One hundred dollar online shopping haul. Amazon storefront. Summer essentials. As I scroll through my Instagram or TikTok feeds, these phrases pop up repeatedly. Video after video of mass consumption leaves me looking at my closet in dismay and yearning for more. But do I really need that flower-shaped hair clip? Will I really wear those pink, checkered pants again? The internet has amplified people’s desire to be “trendy,” causing many to over consume and shop irresponsibly. Shopping for staple pieces of clothing that are high in quality and timeless in style is not only better for the environment but also better for your bank account.
Fast fashion stores are online brands that sell clothes that keep up with current styles for low prices. Stores such as H&M, Urban Outfitters and Victoria’s Secret are most likely to be found at your local mall. Most recently, Shein has gained immense popularity on social media and is now the second-biggest online apparel retailer, trailing behind Macy’s. Although at first it may seem like a bargain on a shirt, the effects of these purchases are detrimental.
The clothing industry as a whole is known to have a gigantic carbon footprint and water use requirement. But fast fashion brands specifically are exacerbating the negative impact on the environment. Plastic is an endemic problem to fast fashion brands, which often use synthetic fibers such as polyester, nylon, acrylic and elastane, which are all made from fossil fuels. The textile sector accounts for 15 percent of total plastic use according to the United States Environmental Protection Agency.
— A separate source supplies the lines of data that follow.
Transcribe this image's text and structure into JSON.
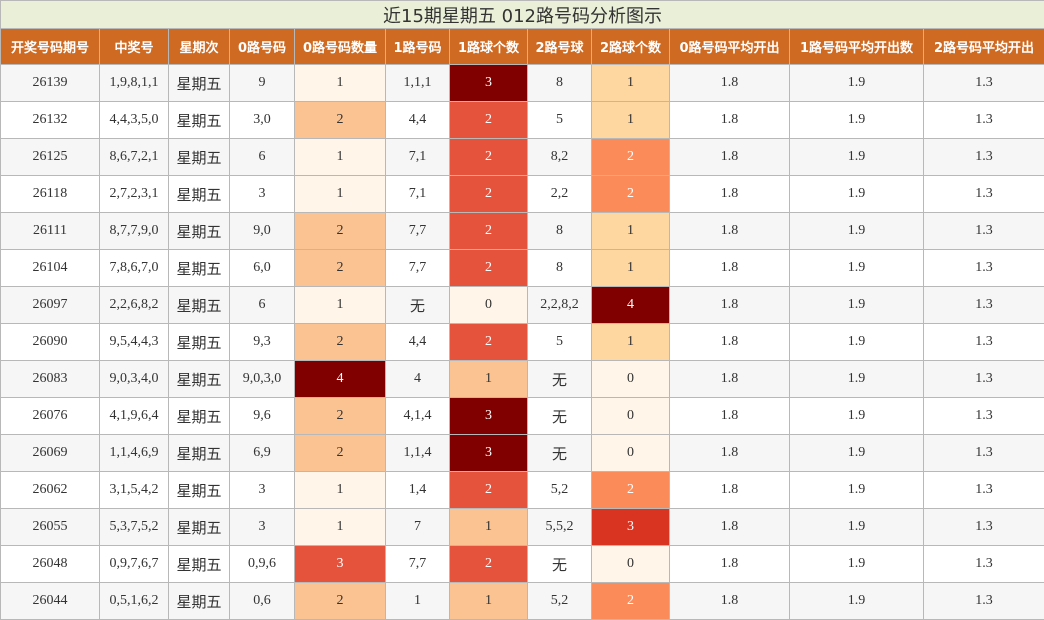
{
  "table": {
    "title": "近15期星期五 012路号码分析图示",
    "columns": [
      "开奖号码期号",
      "中奖号",
      "星期次",
      "0路号码",
      "0路号码数量",
      "1路号码",
      "1路球个数",
      "2路号球",
      "2路球个数",
      "0路号码平均开出",
      "1路号码平均开出数",
      "2路号码平均开出"
    ],
    "heat_colors": [
      {
        "column": 4,
        "colors": [
          "#fff5e8",
          "#fff5e8",
          "#fbc391",
          "#e5533d",
          "#800000"
        ]
      },
      {
        "column": 6,
        "colors": [
          "#fff5e8",
          "#fbc391",
          "#e5533d",
          "#800000"
        ]
      },
      {
        "column": 8,
        "colors": [
          "#fff5e8",
          "#fdd6a0",
          "#fb8c5a",
          "#d93322",
          "#800000"
        ]
      }
    ],
    "rows": [
      [
        "26139",
        "1,9,8,1,1",
        "星期五",
        "9",
        "1",
        "1,1,1",
        "3",
        "8",
        "1",
        "1.8",
        "1.9",
        "1.3"
      ],
      [
        "26132",
        "4,4,3,5,0",
        "星期五",
        "3,0",
        "2",
        "4,4",
        "2",
        "5",
        "1",
        "1.8",
        "1.9",
        "1.3"
      ],
      [
        "26125",
        "8,6,7,2,1",
        "星期五",
        "6",
        "1",
        "7,1",
        "2",
        "8,2",
        "2",
        "1.8",
        "1.9",
        "1.3"
      ],
      [
        "26118",
        "2,7,2,3,1",
        "星期五",
        "3",
        "1",
        "7,1",
        "2",
        "2,2",
        "2",
        "1.8",
        "1.9",
        "1.3"
      ],
      [
        "26111",
        "8,7,7,9,0",
        "星期五",
        "9,0",
        "2",
        "7,7",
        "2",
        "8",
        "1",
        "1.8",
        "1.9",
        "1.3"
      ],
      [
        "26104",
        "7,8,6,7,0",
        "星期五",
        "6,0",
        "2",
        "7,7",
        "2",
        "8",
        "1",
        "1.8",
        "1.9",
        "1.3"
      ],
      [
        "26097",
        "2,2,6,8,2",
        "星期五",
        "6",
        "1",
        "无",
        "0",
        "2,2,8,2",
        "4",
        "1.8",
        "1.9",
        "1.3"
      ],
      [
        "26090",
        "9,5,4,4,3",
        "星期五",
        "9,3",
        "2",
        "4,4",
        "2",
        "5",
        "1",
        "1.8",
        "1.9",
        "1.3"
      ],
      [
        "26083",
        "9,0,3,4,0",
        "星期五",
        "9,0,3,0",
        "4",
        "4",
        "1",
        "无",
        "0",
        "1.8",
        "1.9",
        "1.3"
      ],
      [
        "26076",
        "4,1,9,6,4",
        "星期五",
        "9,6",
        "2",
        "4,1,4",
        "3",
        "无",
        "0",
        "1.8",
        "1.9",
        "1.3"
      ],
      [
        "26069",
        "1,1,4,6,9",
        "星期五",
        "6,9",
        "2",
        "1,1,4",
        "3",
        "无",
        "0",
        "1.8",
        "1.9",
        "1.3"
      ],
      [
        "26062",
        "3,1,5,4,2",
        "星期五",
        "3",
        "1",
        "1,4",
        "2",
        "5,2",
        "2",
        "1.8",
        "1.9",
        "1.3"
      ],
      [
        "26055",
        "5,3,7,5,2",
        "星期五",
        "3",
        "1",
        "7",
        "1",
        "5,5,2",
        "3",
        "1.8",
        "1.9",
        "1.3"
      ],
      [
        "26048",
        "0,9,7,6,7",
        "星期五",
        "0,9,6",
        "3",
        "7,7",
        "2",
        "无",
        "0",
        "1.8",
        "1.9",
        "1.3"
      ],
      [
        "26044",
        "0,5,1,6,2",
        "星期五",
        "0,6",
        "2",
        "1",
        "1",
        "5,2",
        "2",
        "1.8",
        "1.9",
        "1.3"
      ]
    ]
  }
}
Only 0.5 percent of Shein’s clothes are made from recycled content according to EthicalConsumer.org. The fashion industry produces an estimated 92 million tons of textile waste annually according to Earth.org, a number which has skyrocketed in recent decades due to the poor quality and high consumption of fast fashion. Some of this waste never reaches the consumer, as brands have to throw the clothes away to make room for the latest trends.
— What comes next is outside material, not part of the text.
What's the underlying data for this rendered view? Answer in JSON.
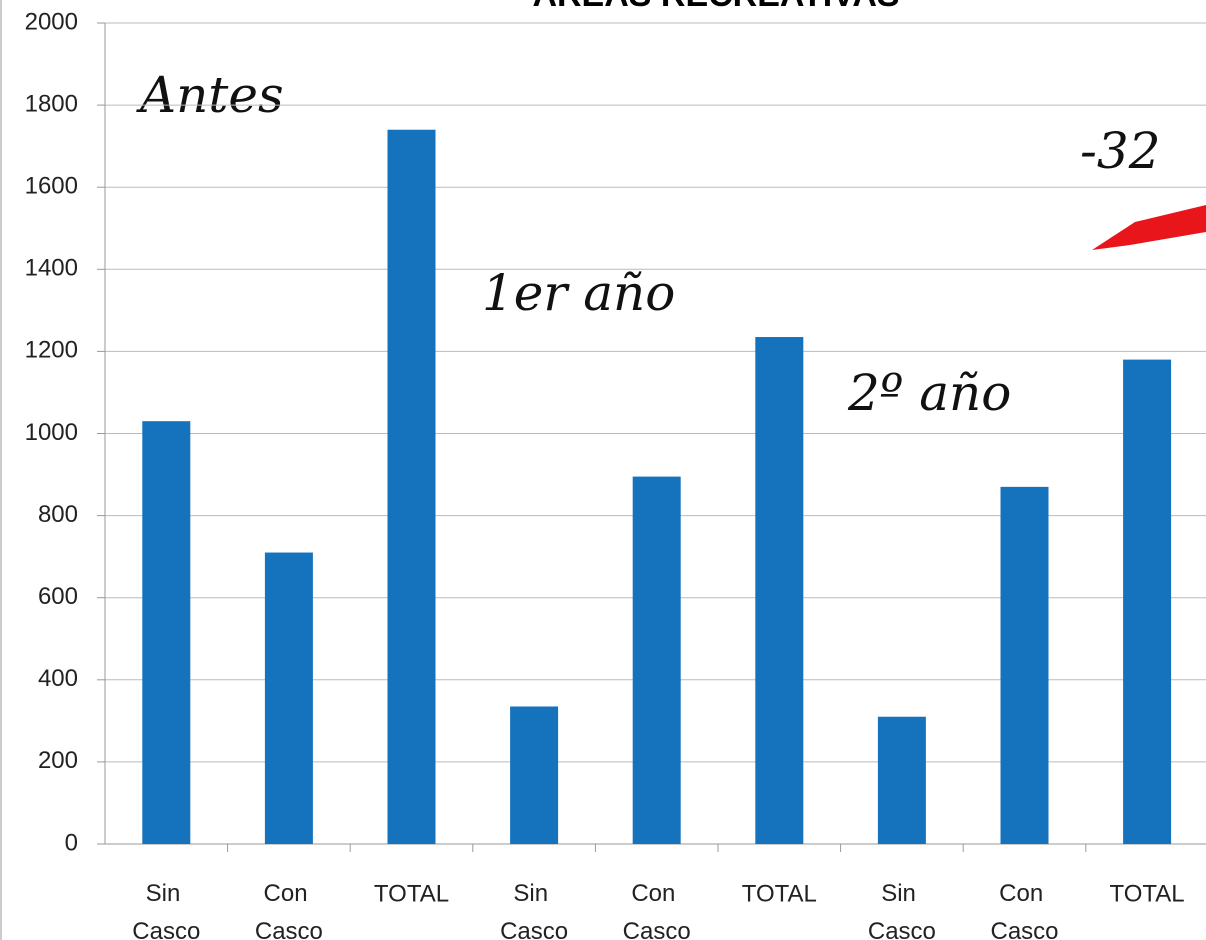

One way fast fashion brands guarantee low prices is to keep their wages low. Workers are exploited in countries with low labor standards, working in abusive sweatshops. The fast fashion business model requires employees to work long hours to produce inventory at a rapid rate. According to The True Cost, an estimated 2 percent of workers in the fashion industry are earning a livable salary. Kids, who are inherently caught in this cycle of poverty, are particularly compelled to work in these factories; according to a survey by The Guardian on garment mills in India, 60 percent of employees were under the age of 18 when they started working.
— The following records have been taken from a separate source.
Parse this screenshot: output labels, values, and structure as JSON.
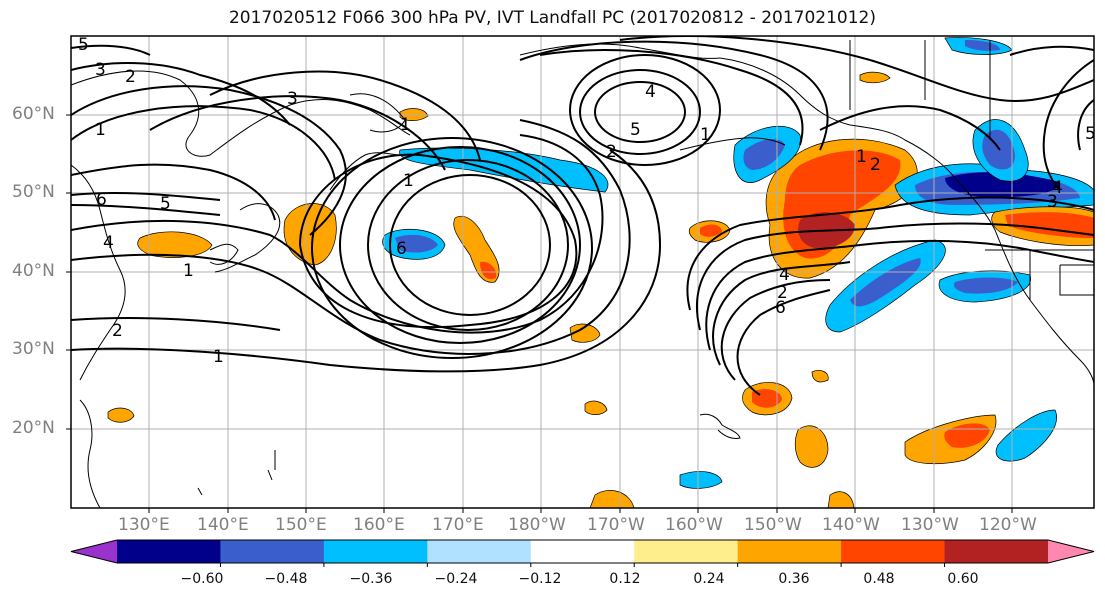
{
  "title": "2017020512 F066 300 hPa PV, IVT Landfall PC (2017020812 - 2017021012)",
  "map": {
    "lat_ticks": [
      "60°N",
      "50°N",
      "40°N",
      "30°N",
      "20°N"
    ],
    "lon_ticks": [
      "130°E",
      "140°E",
      "150°E",
      "160°E",
      "170°E",
      "180°W",
      "170°W",
      "160°W",
      "150°W",
      "140°W",
      "130°W",
      "120°W"
    ],
    "contour_labels": [
      "5",
      "3",
      "2",
      "1",
      "3",
      "1",
      "6",
      "5",
      "4",
      "1",
      "2",
      "1",
      "1",
      "6",
      "4",
      "5",
      "2",
      "1",
      "1",
      "2",
      "4",
      "2",
      "6",
      "4",
      "3",
      "5"
    ]
  },
  "colorbar": {
    "colors": [
      "#9933cc",
      "#00008b",
      "#3a5fcd",
      "#00bfff",
      "#b0e2ff",
      "#ffffff",
      "#ffee8c",
      "#ffa500",
      "#ff4500",
      "#b22222",
      "#ff88b0"
    ],
    "tick_labels": [
      "−0.60",
      "−0.48",
      "−0.36",
      "−0.24",
      "−0.12",
      "0.12",
      "0.24",
      "0.36",
      "0.48",
      "0.60"
    ]
  }
}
In addition to the ethical problems surrounding fast fashion, it hurts the consumer too. These pieces of clothing are so poor in quality that people will probably be able to wear them a few times, then will throw them away. Or the garment will go out of style quickly as influencers constantly push new trends and desires upon their wide-eyed audiences. This cycle results in the consumer draining their bank account as they keep reordering clothes. In 2019, The Guardian reported that one in three young women considered an item to be old if it was worn just once or twice. It’s estimated that the average piece of clothing is worn just 14 times.
Before you buy, it is important to make sure that you are not contributing to the injustice that is fast fashion. Slow fashion, as the name suggests, is the opposite of fast fashion; it consists of high-quality clothing while advocating for fair working conditions and eco-friendly practices. Yes, slow fashion has a more expensive price tag than fast fashion. However, these garments are sustainable and long-lasting; consumers won’t have to worry about their shirts ripping after only a couple of wears. Slow fashion also allows buyers to stop and consider if they really need this new piece of clothing or if they can just repurpose the closet they already have. Besides, if you have a closet full of timeless, staple pieces, your clothes will be in style no matter the season, and you won’t need to break the bank on new clothes every month.
Shopping at thrift stores is another mindful way to shop and decrease the consumption of new materials. Vintage clothing is not only “trendy” but also more authentic than clothes made of plastic.
Truly sustainable brands are transparent about their supply chains by sharing information on their websites. Product and material information should be clearly labeled. Most eco-friendly brands are accredited through a regulatory body, such as the Global Organic Textile Standard certification. Packaging should usually be biodegradable. Discounts and huge sales such as Black Friday should often be avoided.
With the rise of social media and expedited shipping, let’s remember to think and do our research before we click “order.”